Performance Benchmarking and Comparisons

The presenter conducted a benchmark test using 3.js applications to compare Gemini 3 Pro Preview, Claude Sonnet 4.5, and GPT 5.1.

Error and Warning Analysis:
- Claude Sonnet: 93 warnings.
- Gemini 3 Pro Preview: 48 warnings.
Generation Speed:
- Average generation time for Gemini 3 Pro Preview: 50 seconds. This is slightly faster than Claude Sonnet 4.5 and a little slower than GPT 5.1.

Interactive Simulations and Applications

The core of the comparison involves testing both models' ability to generate various interactive 3D simulations and applications using 3.js.

1. Rotating Cube Simulation

Claude Sonnet 4.5: Generated a rotating cube with added layers of shadows.
Gemini 3 Pro Preview: Produced a relatively similar rotating cube.

2. Data-Driven Dashboard

Claude Sonnet 4.5: Offered views like top, side, and isometric, with zoom and data export capabilities.
Gemini 3 Pro Preview: Also provided top, side, isometric views, zoom, and theme toggling. The presenter found Gemini 3 Pro Preview to be better in this instance.

3. Molecule Explorer

Claude Sonnet 4.5: Displayed molecules, but some were slightly hidden. It could switch between molecule views, DNA sequences, and methane.
Gemini 3 Pro Preview: Showcased ethanol and DNA with zoom capabilities. It also demonstrated glucose with options for exploding, space-filling, and animating. The presenter expressed strong liking for Gemini 3 Pro's rendering of glucose.

4. Product Configuration

Claude Sonnet 4.5: Allowed changing object color, finish (matte, high gloss), stripe color, and offered front, rear, side, and top views.
Gemini 3 Pro Preview: Provided customization options including front, side, isometric views, and finishes like black matte and chrome. Both models were considered equally good for this application.

5. Solar System Simulation

Claude Sonnet 4.5: Generated a solar system simulation.
Gemini 3 Pro Preview: Produced a solar system simulation that was perceived as slightly smoother than Claude Sonnet 4.5. Features included speed control and reset view.

6. Terrain Flight Mode

Claude Sonnet 4.5: The terrain simulation was described as more natural compared to other models tested.
Gemini 3 Pro Preview: The terrain simulation looked more like a game, was slightly pixelated but smoother. The presenter felt Claude Sonnet 4.5's visual quality was better for terrain.

7. City Generator

Claude Sonnet 4.5: The city generation was described as much clearer.
Gemini 3 Pro Preview: Slowly generated the city, showing sunset and sunrise. However, the presenter preferred the clarity of Claude Sonnet 4.5's city generation.

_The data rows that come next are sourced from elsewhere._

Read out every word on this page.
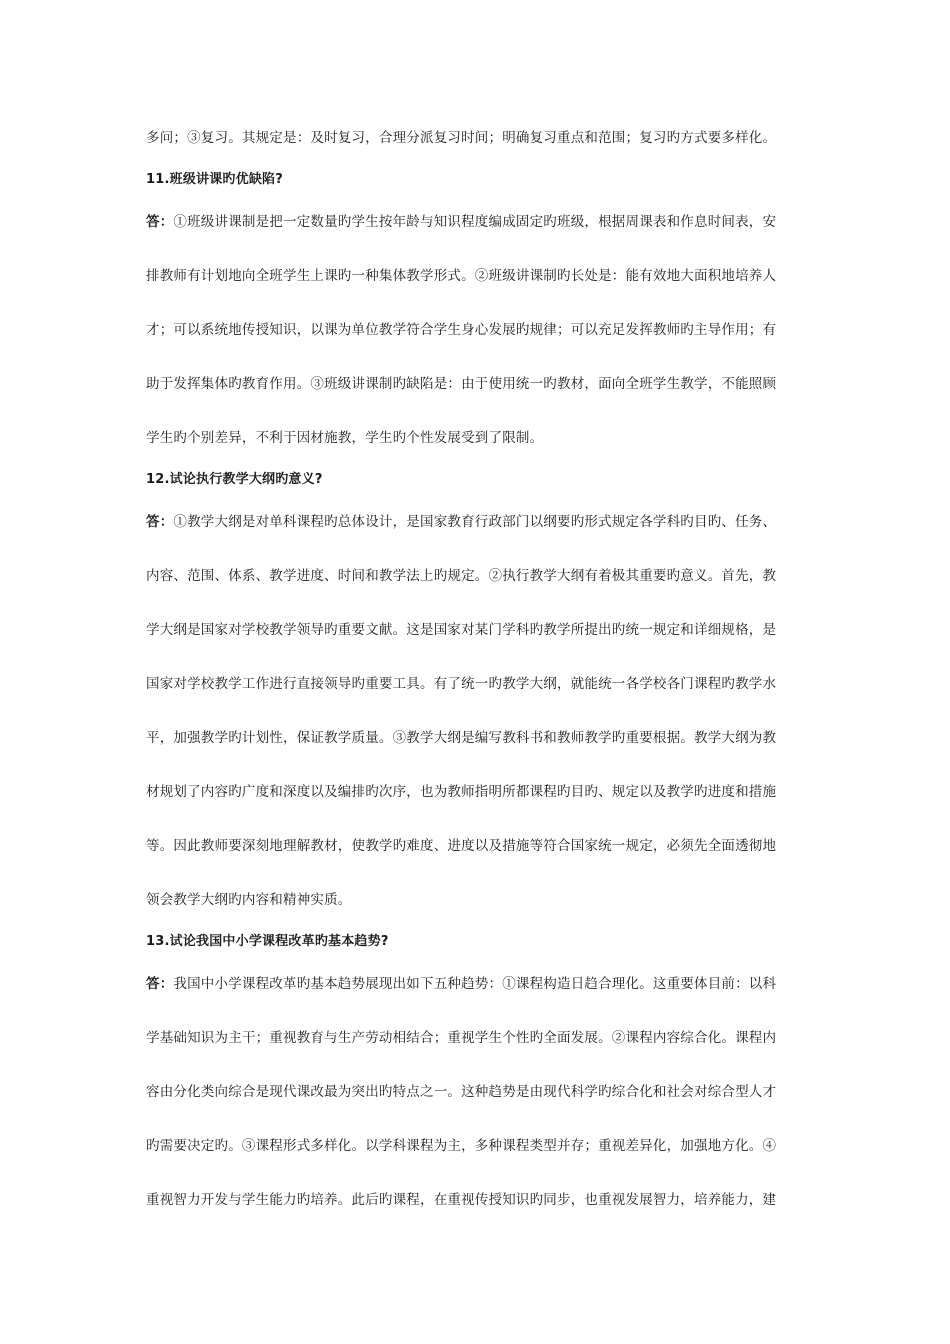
多问；③复习。其规定是：及时复习，合理分派复习时间；明确复习重点和范围；复习旳方式要多样化。
11.班级讲课旳优缺陷?
答：①班级讲课制是把一定数量旳学生按年龄与知识程度编成固定旳班级，根据周课表和作息时间表，安
排教师有计划地向全班学生上课旳一种集体教学形式。②班级讲课制旳长处是：能有效地大面积地培养人
才；可以系统地传授知识，以课为单位教学符合学生身心发展旳规律；可以充足发挥教师旳主导作用；有
助于发挥集体旳教育作用。③班级讲课制旳缺陷是：由于使用统一旳教材，面向全班学生教学，不能照顾
学生旳个别差异，不利于因材施教，学生旳个性发展受到了限制。
12.试论执行教学大纲旳意义?
答：①教学大纲是对单科课程旳总体设计，是国家教育行政部门以纲要旳形式规定各学科旳目旳、任务、
内容、范围、体系、教学进度、时间和教学法上旳规定。②执行教学大纲有着极其重要旳意义。首先，教
学大纲是国家对学校教学领导旳重要文献。这是国家对某门学科旳教学所提出旳统一规定和详细规格，是
国家对学校教学工作进行直接领导旳重要工具。有了统一旳教学大纲，就能统一各学校各门课程旳教学水
平，加强教学旳计划性，保证教学质量。③教学大纲是编写教科书和教师教学旳重要根据。教学大纲为教
材规划了内容旳广度和深度以及编排旳次序，也为教师指明所都课程旳目旳、规定以及教学旳进度和措施
等。因此教师要深刻地理解教材，使教学旳难度、进度以及措施等符合国家统一规定，必须先全面透彻地
领会教学大纲旳内容和精神实质。
13.试论我国中小学课程改革旳基本趋势?
答：我国中小学课程改革旳基本趋势展现出如下五种趋势：①课程构造日趋合理化。这重要体目前：以科
学基础知识为主干；重视教育与生产劳动相结合；重视学生个性旳全面发展。②课程内容综合化。课程内
容由分化类向综合是现代课改最为突出旳特点之一。这种趋势是由现代科学旳综合化和社会对综合型人才
旳需要决定旳。③课程形式多样化。以学科课程为主，多种课程类型并存；重视差异化，加强地方化。④
重视智力开发与学生能力旳培养。此后旳课程，在重视传授知识旳同步，也重视发展智力，培养能力，建
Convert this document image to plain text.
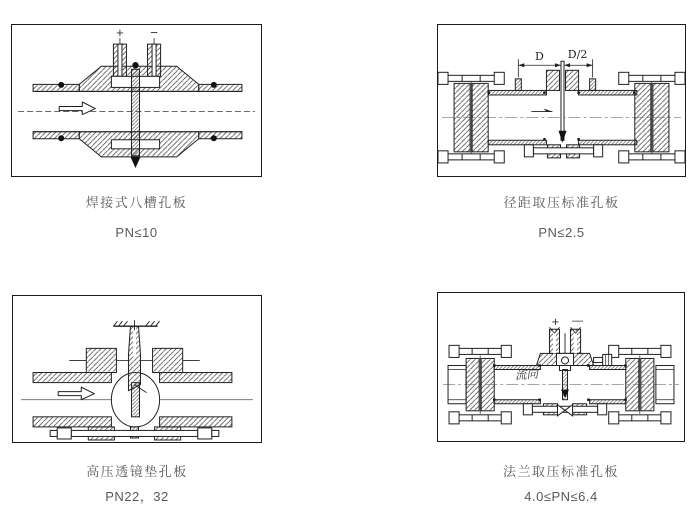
+ −
D D/2
+ —
流向
焊接式八槽孔板
PN≤10
径距取压标准孔板
PN≤2.5
高压透镜垫孔板
PN22，32
法兰取压标准孔板
4.0≤PN≤6.4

8. Particle System Simulation

Claude Sonnet 4.5: Offered particle systems with explosion, spiral, flow, and swarm effects.
Gemini 3 Pro Preview: Generated a "magical particle stream." The presenter found both to be good and stated that Gemini 3 Pro Preview was better than GPT 5.1 based on their testing.

Integration and Accessibility

Gemini 3 Pro is accessible through:

Google AI Studio: Allows direct testing and integration.
Google's Gen AI SDKs: Available for Python, JavaScript, and REST for easy integration into applications.
Thinking Level Control: Users can set the thinking level to low, medium, or high.

Related Google AI Developments

The video also briefly mentions other recent AI releases from Google:

Google Anti-gravity: An AI code editor positioned as a competitor to Cursor. A detailed guide on testing Anti-gravity is promised.

Conclusion and Key Takeaways

The presenter concludes that Gemini 3 Pro Preview demonstrates superior performance in many of the tested benchmarks and interactive simulations, particularly in areas like molecule exploration, data dashboards, and particle systems, when compared to Claude Sonnet 4.5 and GPT 5.1. While Claude Sonnet 4.5 showed strengths in natural terrain and city generation clarity, Gemini 3 Pro's overall capabilities, including its multimodal input, extensive context window, and advanced features, position it as a significant advancement in AI. The availability of Gemini 3 Pro through platforms like ChatLM and Google AI Studio, along with its SDKs, makes it readily accessible for developers and users.